A Sexta Turma do Superior Tribunal de Justiça (STJ) negou, nesta segunda-feira, novo pedido de habeas-corpus em favor da advogada Jorgina Maria de Freitas Fernandes, atualmente cumprindo pena no presídio Nelson Hungria, no Rio de Janeiro. No habeas-corpus, a defesa solicitou a extensão dos efeitos da decisão, também da Sexta Turma, anulando o julgamento de um dos co-réus da ação penal que gerou a condenação da advogada. Jorgina de Freitas foi condenada a 12 anos de reclusão pela prática do crime previsto no artigo 312 (peculato) combinado com o 71 do Código Penal.
Em sessão de dezembro de 2000, a Sexta Turma do STJ anulou o julgamento que condenou o co-réu Olegário Campos de Oliveira, denunciado no mesmo caso que envolveu Jorgina de Freitas. De acordo com a decisão, Olegário Oliveira foi indicado como réu na ação em um aditamento à denúncia realizado após o proferimento da sentença.

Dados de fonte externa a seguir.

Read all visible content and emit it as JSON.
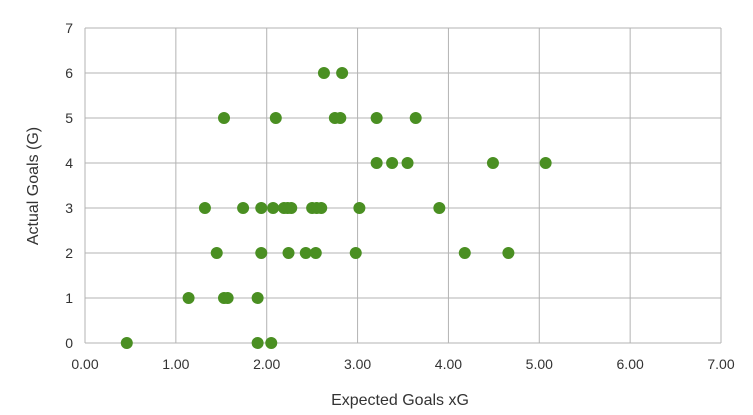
{
  "chart_data": {
    "type": "scatter",
    "title": "",
    "xlabel": "Expected Goals xG",
    "ylabel": "Actual Goals (G)",
    "xlim": [
      0,
      7
    ],
    "ylim": [
      0,
      7
    ],
    "x_ticks": [
      "0.00",
      "1.00",
      "2.00",
      "3.00",
      "4.00",
      "5.00",
      "6.00",
      "7.00"
    ],
    "y_ticks": [
      "0",
      "1",
      "2",
      "3",
      "4",
      "5",
      "6",
      "7"
    ],
    "grid": true,
    "legend": "none",
    "marker_color": "#4a8f22",
    "grid_color": "#b3b3b3",
    "series": [
      {
        "points": [
          [
            0.46,
            0
          ],
          [
            1.9,
            0
          ],
          [
            2.05,
            0
          ],
          [
            1.14,
            1
          ],
          [
            1.53,
            1
          ],
          [
            1.57,
            1
          ],
          [
            1.9,
            1
          ],
          [
            1.45,
            2
          ],
          [
            1.94,
            2
          ],
          [
            2.24,
            2
          ],
          [
            2.43,
            2
          ],
          [
            2.54,
            2
          ],
          [
            2.98,
            2
          ],
          [
            4.18,
            2
          ],
          [
            4.66,
            2
          ],
          [
            1.32,
            3
          ],
          [
            1.74,
            3
          ],
          [
            1.94,
            3
          ],
          [
            2.07,
            3
          ],
          [
            2.19,
            3
          ],
          [
            2.23,
            3
          ],
          [
            2.27,
            3
          ],
          [
            2.5,
            3
          ],
          [
            2.55,
            3
          ],
          [
            2.6,
            3
          ],
          [
            3.02,
            3
          ],
          [
            3.9,
            3
          ],
          [
            3.21,
            4
          ],
          [
            3.38,
            4
          ],
          [
            3.55,
            4
          ],
          [
            4.49,
            4
          ],
          [
            5.07,
            4
          ],
          [
            1.53,
            5
          ],
          [
            2.1,
            5
          ],
          [
            2.75,
            5
          ],
          [
            2.81,
            5
          ],
          [
            3.21,
            5
          ],
          [
            3.64,
            5
          ],
          [
            2.63,
            6
          ],
          [
            2.83,
            6
          ]
        ]
      }
    ]
  }
}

"O aditamento à denúncia somente poderá ser efetuado antes da sentença final, entendida como a decisão que encerra o processo em primeiro ou único grau de jurisdição, solucionando a causa, não se confundindo com a sentença penal irrecorrível", concluiu a Turma.

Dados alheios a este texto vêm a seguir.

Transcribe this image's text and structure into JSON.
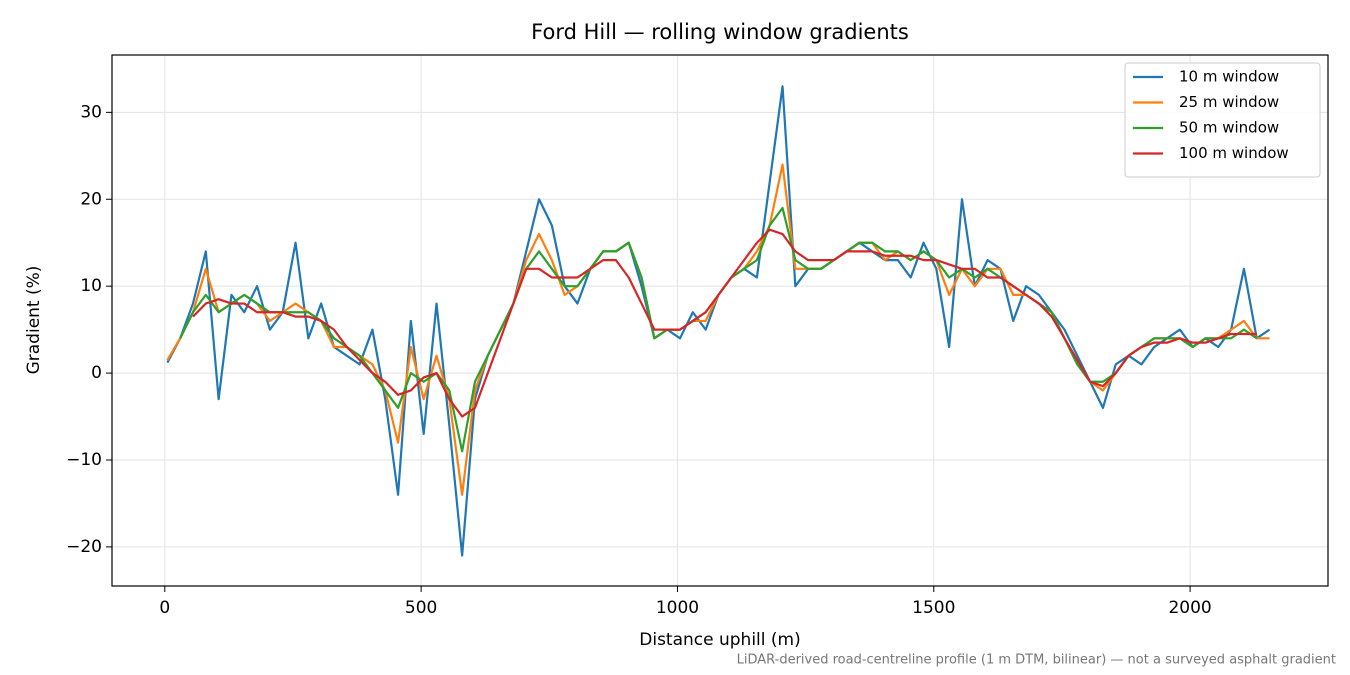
{
  "chart_data": {
    "type": "line",
    "title": "Ford Hill — rolling window gradients",
    "x_label": "Distance uphill (m)",
    "y_label": "Gradient (%)",
    "footnote": "LiDAR-derived road-centreline profile (1 m DTM, bilinear) — not a surveyed asphalt gradient",
    "x": [
      5,
      30,
      55,
      80,
      105,
      130,
      155,
      180,
      205,
      230,
      255,
      280,
      305,
      330,
      355,
      380,
      405,
      430,
      455,
      480,
      505,
      530,
      555,
      580,
      605,
      630,
      655,
      680,
      705,
      730,
      755,
      780,
      805,
      830,
      855,
      880,
      905,
      930,
      955,
      980,
      1005,
      1030,
      1055,
      1080,
      1105,
      1130,
      1155,
      1180,
      1205,
      1230,
      1255,
      1280,
      1305,
      1330,
      1355,
      1380,
      1405,
      1430,
      1455,
      1480,
      1505,
      1530,
      1555,
      1580,
      1605,
      1630,
      1655,
      1680,
      1705,
      1730,
      1755,
      1780,
      1805,
      1830,
      1855,
      1880,
      1905,
      1930,
      1955,
      1980,
      2005,
      2030,
      2055,
      2080,
      2105,
      2130,
      2155
    ],
    "series": [
      {
        "name": "10 m window",
        "color": "#1f77b4",
        "values": [
          1.2,
          4,
          8,
          14,
          -3,
          9,
          7,
          10,
          5,
          7,
          15,
          4,
          8,
          3,
          2,
          1,
          5,
          -3,
          -14,
          6,
          -7,
          8,
          -6,
          -21,
          -3,
          2,
          5,
          8,
          14,
          20,
          17,
          10,
          8,
          12,
          14,
          14,
          15,
          10,
          4,
          5,
          4,
          7,
          5,
          9,
          11,
          12,
          11,
          22,
          33,
          10,
          12,
          12,
          13,
          14,
          15,
          14,
          13,
          13,
          11,
          15,
          12,
          3,
          20,
          10,
          13,
          12,
          6,
          10,
          9,
          7,
          5,
          2,
          -1,
          -4,
          1,
          2,
          1,
          3,
          4,
          5,
          3,
          4,
          3,
          5,
          12,
          4,
          5
        ]
      },
      {
        "name": "25 m window",
        "color": "#ff7f0e",
        "values": [
          1.5,
          4,
          7,
          12,
          7,
          8,
          9,
          8,
          6,
          7,
          8,
          7,
          6,
          3,
          3,
          2,
          1,
          -2,
          -8,
          3,
          -3,
          2,
          -3,
          -14,
          -2,
          2,
          5,
          8,
          13,
          16,
          13,
          9,
          10,
          12,
          14,
          14,
          15,
          11,
          4,
          5,
          5,
          6,
          6,
          9,
          11,
          12,
          14,
          17,
          24,
          12,
          12,
          12,
          13,
          14,
          15,
          15,
          13,
          14,
          13,
          14,
          13,
          9,
          12,
          10,
          12,
          12,
          9,
          9,
          8,
          7,
          4,
          1,
          -1,
          -2,
          0,
          2,
          3,
          4,
          4,
          4,
          3,
          4,
          4,
          5,
          6,
          4,
          4
        ]
      },
      {
        "name": "50 m window",
        "color": "#2ca02c",
        "values": [
          null,
          4,
          7,
          9,
          7,
          8,
          9,
          8,
          7,
          7,
          7,
          7,
          6,
          4,
          3,
          2,
          0,
          -2,
          -4,
          0,
          -1,
          0,
          -2,
          -9,
          -1,
          2,
          5,
          8,
          12,
          14,
          12,
          10,
          10,
          12,
          14,
          14,
          15,
          11,
          4,
          5,
          5,
          6,
          7,
          9,
          11,
          12,
          13,
          17,
          19,
          13,
          12,
          12,
          13,
          14,
          15,
          15,
          14,
          14,
          13,
          14,
          13,
          11,
          12,
          11,
          12,
          11,
          10,
          9,
          8,
          7,
          4,
          1,
          -1,
          -1,
          0,
          2,
          3,
          4,
          4,
          4,
          3,
          4,
          4,
          4,
          5,
          4,
          null
        ]
      },
      {
        "name": "100 m window",
        "color": "#d62728",
        "values": [
          null,
          null,
          6.5,
          8,
          8.5,
          8,
          8,
          7,
          7,
          7,
          6.5,
          6.5,
          6,
          5,
          3,
          1.5,
          0,
          -1,
          -2.5,
          -2,
          -0.5,
          0,
          -3,
          -5,
          -4,
          0,
          4,
          8,
          12,
          12,
          11,
          11,
          11,
          12,
          13,
          13,
          11,
          8,
          5,
          5,
          5,
          6,
          7,
          9,
          11,
          13,
          15,
          16.5,
          16,
          14,
          13,
          13,
          13,
          14,
          14,
          14,
          13.5,
          13.5,
          13.5,
          13,
          13,
          12.5,
          12,
          12,
          11,
          11,
          10,
          9,
          8,
          6.5,
          4,
          1.5,
          -1,
          -1.5,
          0,
          2,
          3,
          3.5,
          3.5,
          4,
          3.5,
          3.5,
          4,
          4.5,
          4.5,
          4.5,
          null
        ]
      }
    ],
    "xlim": [
      -103,
      2269
    ],
    "ylim": [
      -24.5,
      36.6
    ],
    "xticks": [
      0,
      500,
      1000,
      1500,
      2000
    ],
    "yticks": [
      {
        "value": -20,
        "label": "−20"
      },
      {
        "value": -10,
        "label": "−10"
      },
      0,
      10,
      20,
      30
    ],
    "grid": true,
    "legend": "upper right"
  }
}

Diante do julgamento favorável a Olegário, a defesa de Jorgina requereu a extensão dos efeitos da decisão do STJ. O Tribunal de Justiça do Rio de Janeiro (TJ-RJ) negou o pedido e, por esse motivo, a defesa da ré entrou com um habeas-corpus no STJ.
De acordo com a defesa de Jorgina de Freitas, os efeitos da decisão do recurso 249007 deveriam ser estendidos à ré porque o julgamento não teria como base motivos de caráter pessoal. A advogada da ré também ressaltou haver cerceamento de defesa em razão do aditamento da denúncia após a sentença condenatória.
O ministro Paulo Medina negou o habeas-corpus entendendo que "a situação processual da paciente Jorgina Maria de Freitas Fernandes, não obstante, é distinta do co-réu Olegário Campos de Oliveira, haja vista que integrou a relação processual penal desde a denúncia originária, referindo-se os aditamentos a acusados diversos".
Fraude
O Ministério Público do Rio de Janeiro denunciou, em maio de 1991, Jorgina Maria de Freitas Fernandes e mais 19 pessoas pela prática de crimes contra o patrimônio do Instituto Nacional de Seguro Social (INSS). A denúncia teve por base relatório de inspeção realizado no Juízo da Terceira Vara Cível da Comarca de São João do Meriti, naquele Estado.
Segundo o MP-RJ, além de fraudar o INSS, o grupo também cometeu crimes contra o patrimônio de pessoas físicas, clientes dos advogados que faziam parte da quadrilha, entre eles Jorgina de Freitas, em ações indenizatórias de acidentes de trabalho.